Лиля приехала к нему в Ленинград и не могла не заметить, как по-детски он обижен на Татьяну: «Выступлений было иногда по два и по три в день, и почти на каждом Володя поминал не то барона, не то виконта: „Мы работаем, мы не французские виконты“. Или: „Это вам не французский виконт“. Или: „Если б я был бароном…“. Видно, боль отошла уже, но его продолжало мучить самолюбие, осталась обида – он чувствовал себя дураком перед собой, передо мной, что так ошибся».
«Правда, – добавляет она, – в это время он был уже влюблен в Нору Полонскую».
Выстрел
Писать о последних днях Маяковского, о его гибели очень трудно, прежде всего, потому, что сам Владимир Владимирович в предсмертной записке просил: «В том, что умираю, не вините никого и, пожалуйста, не сплетничайте. Покойник этого ужасно не любил».
О смерти Маяковского очень подробно пишут две женщины, любившие его, хорошо его знавшие. Одна из них – Лиля Брик – прожила с ним бок о бок 15 не самых легких лет.
Другая – Вероника Полонская – была рядом буквально до последней минуты.
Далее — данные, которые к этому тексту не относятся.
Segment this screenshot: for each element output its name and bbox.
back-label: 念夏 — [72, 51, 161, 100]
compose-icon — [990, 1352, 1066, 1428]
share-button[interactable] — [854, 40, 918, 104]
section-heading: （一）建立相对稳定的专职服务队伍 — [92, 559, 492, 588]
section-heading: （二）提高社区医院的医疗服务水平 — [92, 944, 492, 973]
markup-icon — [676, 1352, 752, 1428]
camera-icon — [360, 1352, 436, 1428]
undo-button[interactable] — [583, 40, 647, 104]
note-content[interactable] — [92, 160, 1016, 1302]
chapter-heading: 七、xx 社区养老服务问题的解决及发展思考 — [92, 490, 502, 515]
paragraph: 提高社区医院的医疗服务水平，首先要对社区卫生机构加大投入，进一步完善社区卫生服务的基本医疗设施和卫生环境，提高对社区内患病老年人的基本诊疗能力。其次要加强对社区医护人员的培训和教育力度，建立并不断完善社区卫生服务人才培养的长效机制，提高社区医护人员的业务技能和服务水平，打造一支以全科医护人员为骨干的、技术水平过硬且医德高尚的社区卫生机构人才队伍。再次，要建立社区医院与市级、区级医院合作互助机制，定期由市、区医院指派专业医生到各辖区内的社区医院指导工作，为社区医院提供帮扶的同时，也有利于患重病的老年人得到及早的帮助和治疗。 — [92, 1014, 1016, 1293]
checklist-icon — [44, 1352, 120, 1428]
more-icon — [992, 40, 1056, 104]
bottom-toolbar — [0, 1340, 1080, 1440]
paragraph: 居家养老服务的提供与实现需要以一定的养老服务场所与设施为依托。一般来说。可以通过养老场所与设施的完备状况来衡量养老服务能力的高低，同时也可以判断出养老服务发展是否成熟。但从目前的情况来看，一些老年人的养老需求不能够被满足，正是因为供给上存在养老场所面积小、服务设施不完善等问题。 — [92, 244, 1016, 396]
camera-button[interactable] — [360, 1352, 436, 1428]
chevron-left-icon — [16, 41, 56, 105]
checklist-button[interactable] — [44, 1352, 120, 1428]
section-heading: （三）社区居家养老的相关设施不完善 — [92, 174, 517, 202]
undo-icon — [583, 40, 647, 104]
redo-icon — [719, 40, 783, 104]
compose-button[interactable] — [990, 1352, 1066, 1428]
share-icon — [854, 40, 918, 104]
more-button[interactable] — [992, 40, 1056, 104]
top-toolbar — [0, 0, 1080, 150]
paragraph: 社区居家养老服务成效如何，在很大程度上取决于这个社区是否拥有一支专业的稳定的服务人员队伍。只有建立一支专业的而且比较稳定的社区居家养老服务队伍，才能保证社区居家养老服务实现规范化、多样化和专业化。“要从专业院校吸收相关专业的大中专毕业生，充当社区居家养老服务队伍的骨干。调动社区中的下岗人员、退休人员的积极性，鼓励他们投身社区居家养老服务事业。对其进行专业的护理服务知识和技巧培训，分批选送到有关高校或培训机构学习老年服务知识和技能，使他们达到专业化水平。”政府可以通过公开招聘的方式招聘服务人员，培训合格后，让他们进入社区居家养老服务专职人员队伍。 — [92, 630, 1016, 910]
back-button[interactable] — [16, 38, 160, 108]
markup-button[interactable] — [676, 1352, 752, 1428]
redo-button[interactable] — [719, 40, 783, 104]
Самоубийство Есенина, как грустно это ни звучит, ожидаемое событие. Все его друзья, все знавшие его, боялись, что скоро жизнь его закончится – так или иначе. Алкоголик – всегда смертник, а в каком именно обличье придет к нему смерть – дело случая.
Самоубийство Маяковского стало неожиданным для всех и очень странным. Настолько, что сама Вероника Полонская полагает, что поэт совершил его в состоянии психического расстройства. И одновременно, что это спонтанный порыв, фактически несчастный случай: «Я не могла понять; что все эти требования, конечно, нелепые, отпали бы через час, если бы я не перечила Владимиру Владимировичу в эти минуты, если бы сказала, что согласна. Совершенно ясно, что как только бы он успокоился, он сам понял бы дикость своих требований. А я не могла найти нужного подхода и слов и всерьез возражала на его ультиматумы. И вот такое недоразумение привело к такому тяжелому, трагическому концу». И вспоминает, что это был уже не первый раз, когда Маяковский угрожал самоубийством. Что один раз он уже стрелял в себя из-за Лили, но тогда пистолет дал осечку.
Но, наверное, тут стоит вернуться на 11 месяцев назад и очень осторожно и бережно, как о том и просил Маяковский, рассказать историю их знакомства по порядку.
Итак, Владимир Маяковский и Вероника Витольдовна Полонская познакомились 13 мая 1929 года. Их представил друг другу Осип Брик. Маяковский только что вернулся из очередной поездки за границу – в Прагу, где обсуждал возможность постановки «Клопа» (постановка не состоялась), затем в Берлин и в Париж.